When I was an undergraduate I walked into the coffee
area of our zoology building and was informed that “some of the most important
papers on animal behavior were written here”.
It was a somewhat ugly coffee area in an ugly concrete building, with
vinyl covered plywood tables and bright orange upholstered bucket chairs that
looked like they had escaped from Austin Power’s 1960s love pad. The coffee
wasn’t even good, in fact the zoologists were highly envious of the botany
department who had a tea trolley with excellent tea and chocolate covered
cookies, but I digress… The coffee area was the place to be as that was where
everyone in the department congregated, talked about what they were reading or
working on, and most importantly, brain-stormed ideas. Sure there was a certain amount of
procrastination going on, with faculty avoiding having to go back to grading,
hiding from sheets of data that had to be entered onto excel spread sheets, or
balking at yet another hundred samples to analyze back in the labs. But the
collegiality that there was in that coffee area: with undergrads chatting to
the “silverbacks” of the faculty, sharing their innovative ideas, and getting
mentoring advice in return; or scientists from different disciplines advising
on different or new techniques to colleagues that had encountered a brick wall
in their research progress; was quite frankly more valuable than many lectures,
and worth the price of a disgusting cup of instant coffee. Our department was
not alone. At the famous big science facility CERN, home of the large hadron
collider, there are whiteboards in the lunchrooms because when the scientists
there get together they can’t but help brainstorm ideas, and this is encouraged
as some of these lunch time collaborations have yielded important scientific
fruit.
It’s a truth universally acknowledged that
conferences are a necessity for the growth of an academic. They give you a
chance to share your ideas with other academics to receive support, or possibly
criticism, so that you can strengthen and refine your analysis and your
interpretation of your data. They are important events to find out the methods
and results of peers in your field, information that could be incorporated into
your own studies. Informal places where you can get advice, share ideas and
develop research and writing partnerships. Rare is the conference where I don’t
come home with a note book full of contacts to email, studies to cite and
methods to try out. You can travel around the world to find a venue to discuss and
debate with your peers. Sadly there is no such place within my university.
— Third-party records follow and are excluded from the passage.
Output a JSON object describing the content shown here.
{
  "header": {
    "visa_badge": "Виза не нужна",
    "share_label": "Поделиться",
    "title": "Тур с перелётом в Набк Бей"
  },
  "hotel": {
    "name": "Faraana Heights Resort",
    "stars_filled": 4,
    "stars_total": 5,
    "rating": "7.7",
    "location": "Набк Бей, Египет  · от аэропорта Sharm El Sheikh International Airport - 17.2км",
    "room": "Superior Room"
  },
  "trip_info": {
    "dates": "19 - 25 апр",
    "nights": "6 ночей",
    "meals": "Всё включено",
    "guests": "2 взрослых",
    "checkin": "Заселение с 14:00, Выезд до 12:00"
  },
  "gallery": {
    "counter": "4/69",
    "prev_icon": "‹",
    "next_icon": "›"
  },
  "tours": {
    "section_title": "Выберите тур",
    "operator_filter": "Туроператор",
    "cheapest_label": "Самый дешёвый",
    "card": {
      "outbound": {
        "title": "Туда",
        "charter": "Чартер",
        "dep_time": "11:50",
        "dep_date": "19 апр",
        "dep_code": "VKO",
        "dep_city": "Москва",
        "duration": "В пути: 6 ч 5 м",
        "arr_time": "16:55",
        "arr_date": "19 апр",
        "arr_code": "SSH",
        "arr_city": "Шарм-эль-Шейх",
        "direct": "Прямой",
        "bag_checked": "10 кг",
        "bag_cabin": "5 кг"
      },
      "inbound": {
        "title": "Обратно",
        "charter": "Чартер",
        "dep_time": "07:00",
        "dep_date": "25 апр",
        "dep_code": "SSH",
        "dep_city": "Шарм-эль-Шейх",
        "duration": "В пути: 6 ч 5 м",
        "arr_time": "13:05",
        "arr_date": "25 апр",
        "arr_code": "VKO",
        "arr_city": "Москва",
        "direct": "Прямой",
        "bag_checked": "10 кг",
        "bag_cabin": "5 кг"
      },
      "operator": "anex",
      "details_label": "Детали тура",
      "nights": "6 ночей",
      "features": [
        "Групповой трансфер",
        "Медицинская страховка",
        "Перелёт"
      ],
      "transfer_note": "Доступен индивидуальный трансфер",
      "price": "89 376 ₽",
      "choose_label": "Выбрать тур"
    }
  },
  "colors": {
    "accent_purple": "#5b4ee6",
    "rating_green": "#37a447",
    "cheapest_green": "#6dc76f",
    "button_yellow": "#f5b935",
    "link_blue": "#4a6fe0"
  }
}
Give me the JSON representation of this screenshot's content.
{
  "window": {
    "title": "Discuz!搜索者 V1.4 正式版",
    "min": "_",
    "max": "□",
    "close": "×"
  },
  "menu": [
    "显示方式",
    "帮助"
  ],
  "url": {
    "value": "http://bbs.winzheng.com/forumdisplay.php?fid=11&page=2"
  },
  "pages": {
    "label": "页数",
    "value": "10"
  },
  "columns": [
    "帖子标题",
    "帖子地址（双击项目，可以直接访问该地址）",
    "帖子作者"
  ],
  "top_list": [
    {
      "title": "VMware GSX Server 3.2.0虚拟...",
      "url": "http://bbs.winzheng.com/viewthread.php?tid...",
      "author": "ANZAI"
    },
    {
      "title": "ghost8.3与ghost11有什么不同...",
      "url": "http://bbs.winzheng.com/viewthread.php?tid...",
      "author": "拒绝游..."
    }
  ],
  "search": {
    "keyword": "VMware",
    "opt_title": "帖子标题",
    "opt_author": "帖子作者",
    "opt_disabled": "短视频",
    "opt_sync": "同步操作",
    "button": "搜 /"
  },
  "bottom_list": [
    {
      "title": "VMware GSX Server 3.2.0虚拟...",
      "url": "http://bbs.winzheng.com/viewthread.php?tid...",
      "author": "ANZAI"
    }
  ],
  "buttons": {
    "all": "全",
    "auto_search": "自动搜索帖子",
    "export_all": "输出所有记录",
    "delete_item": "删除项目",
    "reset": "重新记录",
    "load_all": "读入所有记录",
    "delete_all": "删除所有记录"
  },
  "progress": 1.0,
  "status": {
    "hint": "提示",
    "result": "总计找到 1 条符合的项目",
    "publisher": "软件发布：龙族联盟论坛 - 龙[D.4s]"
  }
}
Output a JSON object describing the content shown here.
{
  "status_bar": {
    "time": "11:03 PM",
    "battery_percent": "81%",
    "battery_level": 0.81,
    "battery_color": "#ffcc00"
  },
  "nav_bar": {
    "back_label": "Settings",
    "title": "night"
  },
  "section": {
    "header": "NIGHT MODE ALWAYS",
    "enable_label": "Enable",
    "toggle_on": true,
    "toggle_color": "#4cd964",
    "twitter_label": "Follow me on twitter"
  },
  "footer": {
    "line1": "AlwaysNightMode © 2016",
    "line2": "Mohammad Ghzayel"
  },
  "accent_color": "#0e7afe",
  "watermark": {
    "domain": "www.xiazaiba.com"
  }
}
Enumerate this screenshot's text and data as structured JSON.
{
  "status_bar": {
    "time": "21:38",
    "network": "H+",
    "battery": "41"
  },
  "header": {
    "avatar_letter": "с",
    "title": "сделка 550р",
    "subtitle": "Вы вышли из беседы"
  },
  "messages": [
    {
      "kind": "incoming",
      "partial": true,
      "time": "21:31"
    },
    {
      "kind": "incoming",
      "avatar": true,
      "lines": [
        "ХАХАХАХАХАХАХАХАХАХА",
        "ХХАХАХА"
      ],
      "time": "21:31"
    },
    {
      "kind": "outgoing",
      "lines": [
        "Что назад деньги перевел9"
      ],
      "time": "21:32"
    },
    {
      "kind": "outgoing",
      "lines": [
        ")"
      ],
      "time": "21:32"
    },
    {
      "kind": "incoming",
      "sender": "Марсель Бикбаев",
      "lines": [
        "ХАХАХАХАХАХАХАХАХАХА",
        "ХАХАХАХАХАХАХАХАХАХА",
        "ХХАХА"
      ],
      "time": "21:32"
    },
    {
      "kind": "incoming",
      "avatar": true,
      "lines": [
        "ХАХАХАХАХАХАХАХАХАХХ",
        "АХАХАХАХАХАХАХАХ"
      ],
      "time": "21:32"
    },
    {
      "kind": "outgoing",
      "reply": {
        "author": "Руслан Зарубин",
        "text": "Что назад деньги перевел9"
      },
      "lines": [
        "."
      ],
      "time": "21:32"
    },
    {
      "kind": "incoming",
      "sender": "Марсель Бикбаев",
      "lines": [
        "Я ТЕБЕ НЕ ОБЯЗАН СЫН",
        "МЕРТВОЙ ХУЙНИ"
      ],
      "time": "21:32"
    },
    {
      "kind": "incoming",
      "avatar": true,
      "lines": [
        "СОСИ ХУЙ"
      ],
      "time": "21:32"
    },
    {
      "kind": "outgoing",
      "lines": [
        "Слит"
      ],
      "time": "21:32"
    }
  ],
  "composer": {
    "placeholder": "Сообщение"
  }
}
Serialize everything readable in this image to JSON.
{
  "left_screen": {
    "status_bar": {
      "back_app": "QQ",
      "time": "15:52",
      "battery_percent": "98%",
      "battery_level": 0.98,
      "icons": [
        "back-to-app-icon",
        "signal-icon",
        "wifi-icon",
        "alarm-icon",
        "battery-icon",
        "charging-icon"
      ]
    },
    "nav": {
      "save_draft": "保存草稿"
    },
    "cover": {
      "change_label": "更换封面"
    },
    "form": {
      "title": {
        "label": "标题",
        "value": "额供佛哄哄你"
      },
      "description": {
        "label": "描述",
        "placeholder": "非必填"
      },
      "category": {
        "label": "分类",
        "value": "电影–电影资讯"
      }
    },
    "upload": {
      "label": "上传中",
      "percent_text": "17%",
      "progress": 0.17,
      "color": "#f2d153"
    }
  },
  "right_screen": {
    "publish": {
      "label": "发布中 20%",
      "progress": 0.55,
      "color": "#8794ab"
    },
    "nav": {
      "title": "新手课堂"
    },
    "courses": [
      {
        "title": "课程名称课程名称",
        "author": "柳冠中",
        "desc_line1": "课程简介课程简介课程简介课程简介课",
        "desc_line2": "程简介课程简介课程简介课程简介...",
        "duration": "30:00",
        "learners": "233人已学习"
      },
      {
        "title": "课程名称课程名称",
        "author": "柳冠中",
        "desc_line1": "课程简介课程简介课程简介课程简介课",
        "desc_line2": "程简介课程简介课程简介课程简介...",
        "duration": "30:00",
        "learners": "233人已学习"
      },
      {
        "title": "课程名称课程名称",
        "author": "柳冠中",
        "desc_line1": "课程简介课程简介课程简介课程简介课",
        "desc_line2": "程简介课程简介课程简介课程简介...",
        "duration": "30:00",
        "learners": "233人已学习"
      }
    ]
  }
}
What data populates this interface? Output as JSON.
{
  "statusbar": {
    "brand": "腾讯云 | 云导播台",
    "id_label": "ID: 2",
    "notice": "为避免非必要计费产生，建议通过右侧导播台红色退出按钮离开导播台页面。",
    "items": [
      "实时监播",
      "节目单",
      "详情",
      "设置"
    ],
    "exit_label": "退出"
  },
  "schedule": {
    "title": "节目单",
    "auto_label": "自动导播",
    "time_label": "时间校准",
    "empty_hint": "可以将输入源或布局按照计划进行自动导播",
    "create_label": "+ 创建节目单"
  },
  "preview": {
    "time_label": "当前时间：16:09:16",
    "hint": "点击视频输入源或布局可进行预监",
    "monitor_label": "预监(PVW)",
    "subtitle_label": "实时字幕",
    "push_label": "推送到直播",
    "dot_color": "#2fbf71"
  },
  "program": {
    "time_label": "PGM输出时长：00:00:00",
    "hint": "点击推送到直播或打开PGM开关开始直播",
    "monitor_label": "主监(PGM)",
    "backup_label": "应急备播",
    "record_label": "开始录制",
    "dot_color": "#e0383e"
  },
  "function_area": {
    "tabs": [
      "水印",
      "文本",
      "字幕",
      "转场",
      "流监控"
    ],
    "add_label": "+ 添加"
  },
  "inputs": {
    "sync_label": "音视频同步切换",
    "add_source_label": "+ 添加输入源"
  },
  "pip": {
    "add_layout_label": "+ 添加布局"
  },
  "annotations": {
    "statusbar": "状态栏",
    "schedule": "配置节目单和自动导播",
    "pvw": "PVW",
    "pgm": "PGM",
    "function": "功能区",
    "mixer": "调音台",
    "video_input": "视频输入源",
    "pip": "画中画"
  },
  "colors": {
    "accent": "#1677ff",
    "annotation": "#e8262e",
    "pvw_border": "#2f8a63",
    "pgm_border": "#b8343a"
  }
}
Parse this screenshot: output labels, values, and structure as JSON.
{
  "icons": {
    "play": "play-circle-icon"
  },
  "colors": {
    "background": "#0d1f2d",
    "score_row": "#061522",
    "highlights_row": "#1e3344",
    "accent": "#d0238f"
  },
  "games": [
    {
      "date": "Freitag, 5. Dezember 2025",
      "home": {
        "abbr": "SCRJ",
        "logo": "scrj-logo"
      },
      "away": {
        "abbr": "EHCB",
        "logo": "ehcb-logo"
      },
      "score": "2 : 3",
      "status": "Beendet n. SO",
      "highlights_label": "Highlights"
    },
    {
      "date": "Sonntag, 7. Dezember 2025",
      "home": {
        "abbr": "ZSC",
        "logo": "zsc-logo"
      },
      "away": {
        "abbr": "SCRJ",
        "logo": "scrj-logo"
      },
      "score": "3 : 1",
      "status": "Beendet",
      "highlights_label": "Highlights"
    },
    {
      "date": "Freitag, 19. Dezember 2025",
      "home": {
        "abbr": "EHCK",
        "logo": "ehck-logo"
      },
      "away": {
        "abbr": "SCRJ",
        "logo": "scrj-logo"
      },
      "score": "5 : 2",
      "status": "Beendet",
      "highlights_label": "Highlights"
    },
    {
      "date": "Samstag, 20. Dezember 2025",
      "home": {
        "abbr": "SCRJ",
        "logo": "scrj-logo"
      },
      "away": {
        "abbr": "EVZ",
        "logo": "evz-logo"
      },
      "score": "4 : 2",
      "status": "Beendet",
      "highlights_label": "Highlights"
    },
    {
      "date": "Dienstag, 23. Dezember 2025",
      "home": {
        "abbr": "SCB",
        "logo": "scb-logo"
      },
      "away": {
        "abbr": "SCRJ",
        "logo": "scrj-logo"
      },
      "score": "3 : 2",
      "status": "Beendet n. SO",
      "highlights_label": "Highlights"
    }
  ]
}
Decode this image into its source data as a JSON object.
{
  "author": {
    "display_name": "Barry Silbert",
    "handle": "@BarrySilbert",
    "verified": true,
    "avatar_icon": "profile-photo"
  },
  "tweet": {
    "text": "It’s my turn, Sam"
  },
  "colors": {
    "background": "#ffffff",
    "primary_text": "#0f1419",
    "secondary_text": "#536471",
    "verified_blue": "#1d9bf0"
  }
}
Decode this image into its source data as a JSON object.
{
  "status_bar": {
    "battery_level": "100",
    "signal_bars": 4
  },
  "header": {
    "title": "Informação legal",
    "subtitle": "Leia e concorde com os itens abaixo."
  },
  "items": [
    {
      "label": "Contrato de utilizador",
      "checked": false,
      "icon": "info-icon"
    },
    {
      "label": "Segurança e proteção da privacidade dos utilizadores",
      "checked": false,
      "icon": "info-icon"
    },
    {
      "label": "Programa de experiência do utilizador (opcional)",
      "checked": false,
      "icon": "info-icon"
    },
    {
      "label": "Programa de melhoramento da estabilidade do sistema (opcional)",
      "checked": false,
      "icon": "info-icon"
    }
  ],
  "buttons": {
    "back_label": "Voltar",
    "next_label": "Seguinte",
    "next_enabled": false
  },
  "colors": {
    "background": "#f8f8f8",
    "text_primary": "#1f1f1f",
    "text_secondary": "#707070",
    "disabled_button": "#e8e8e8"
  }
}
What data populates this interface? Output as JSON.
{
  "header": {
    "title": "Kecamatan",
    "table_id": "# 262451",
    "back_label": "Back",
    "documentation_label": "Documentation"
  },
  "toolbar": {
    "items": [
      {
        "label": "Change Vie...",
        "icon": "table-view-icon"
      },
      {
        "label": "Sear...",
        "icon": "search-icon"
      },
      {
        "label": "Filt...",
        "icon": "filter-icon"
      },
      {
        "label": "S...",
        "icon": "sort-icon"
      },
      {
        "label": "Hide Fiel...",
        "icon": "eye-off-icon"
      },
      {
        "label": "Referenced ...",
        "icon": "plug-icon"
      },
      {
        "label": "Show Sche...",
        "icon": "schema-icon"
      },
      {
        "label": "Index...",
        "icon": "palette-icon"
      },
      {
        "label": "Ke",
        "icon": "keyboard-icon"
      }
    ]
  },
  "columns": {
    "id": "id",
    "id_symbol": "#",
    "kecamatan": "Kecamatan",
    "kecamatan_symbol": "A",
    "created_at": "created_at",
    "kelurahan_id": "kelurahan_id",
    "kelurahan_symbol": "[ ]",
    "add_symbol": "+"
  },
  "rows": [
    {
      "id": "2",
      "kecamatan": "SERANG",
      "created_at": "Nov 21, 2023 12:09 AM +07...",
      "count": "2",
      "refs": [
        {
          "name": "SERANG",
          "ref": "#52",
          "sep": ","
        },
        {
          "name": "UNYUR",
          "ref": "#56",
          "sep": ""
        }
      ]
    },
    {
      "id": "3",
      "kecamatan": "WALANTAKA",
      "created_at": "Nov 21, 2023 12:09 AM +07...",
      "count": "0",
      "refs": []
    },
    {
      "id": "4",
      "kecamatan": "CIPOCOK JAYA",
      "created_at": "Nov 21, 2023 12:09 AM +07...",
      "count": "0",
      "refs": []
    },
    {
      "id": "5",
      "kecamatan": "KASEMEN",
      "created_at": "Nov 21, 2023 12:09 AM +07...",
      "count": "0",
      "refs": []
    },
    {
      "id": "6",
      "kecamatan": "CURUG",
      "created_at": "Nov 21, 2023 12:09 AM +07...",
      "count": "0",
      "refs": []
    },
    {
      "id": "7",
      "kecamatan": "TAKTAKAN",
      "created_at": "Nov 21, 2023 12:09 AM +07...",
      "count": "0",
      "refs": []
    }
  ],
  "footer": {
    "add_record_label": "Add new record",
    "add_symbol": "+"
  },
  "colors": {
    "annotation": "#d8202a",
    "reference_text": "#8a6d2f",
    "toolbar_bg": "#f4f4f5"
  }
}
There is a laughingly called “faculty lounge” but it is basically a converted
storage room, with a couple of arm chairs, that has basically been taken over
by senior administrators as a meeting room anyway.
According to its website and mission statement, my
university department supposed to be interdisciplinary - where science meets social
science and policy analysis - with practitioners in multiple fields being
brought together. But most researchers at the university work in isolation,
locked away in their offices or labs. Despite its supposedly inter-disciplinary
nature, my department isn’t great at getting together. There are some faculty
in the same department that I see maybe once a month at a faculty meeting, some
I never see for semesters at a time. This is just within the department, let
alone with faculty in other departments in the college of science, or
university as a whole.
There was recently an idea to have joint lunches in
departmental conference room, so faculty (and possibly graduate students) could
get together and chat/share. This was a great idea, but it was also pretty much
a disaster with only one or two faculty at best turning up. Which is fair
enough, who wants to relax or hang out in what is ostensibly a classroom and/or
a place of examinations.
What we dearly need is some sort of lounge. A place
where faculty, staff and ideally graduate students, can get together and chat,
sip coffee and hang out in a relaxed and informal atmosphere, where academic
news can be shared and ideas exchanged. Somewhere with a comfy chair where you
can read the latest issue of science or nature in comfort and then chat and
debate about the articles with colleagues. This could be at a university level,
or ideally a department level. Other departments have spaces for meeting and
getting together that are not classrooms or conference rooms. Our neighbouring
psychology department has many, and even <horror> offices for graduate
students. Such a place would greatly aid the spread of ideas, mentoring and
collegiality. I’ve worked with several universities and institutions and this
is the only one that has not had some sort of faculty and/or graduate student
lounge or club, such an absence is to the universities detriment in terms of
promoting productivity, intellectual development, innovation and also for
general morale.
Nobel and
Pulitzer prize winner Saul Bellow once said “Goodness is achieved not in a vacuum, but in the company
of other men”. The same could be said
about ideas and innovation. Meeting in a relax atmosphere leads to the forming
of academic relationships and exchanges of ideas, that is the power of coffee.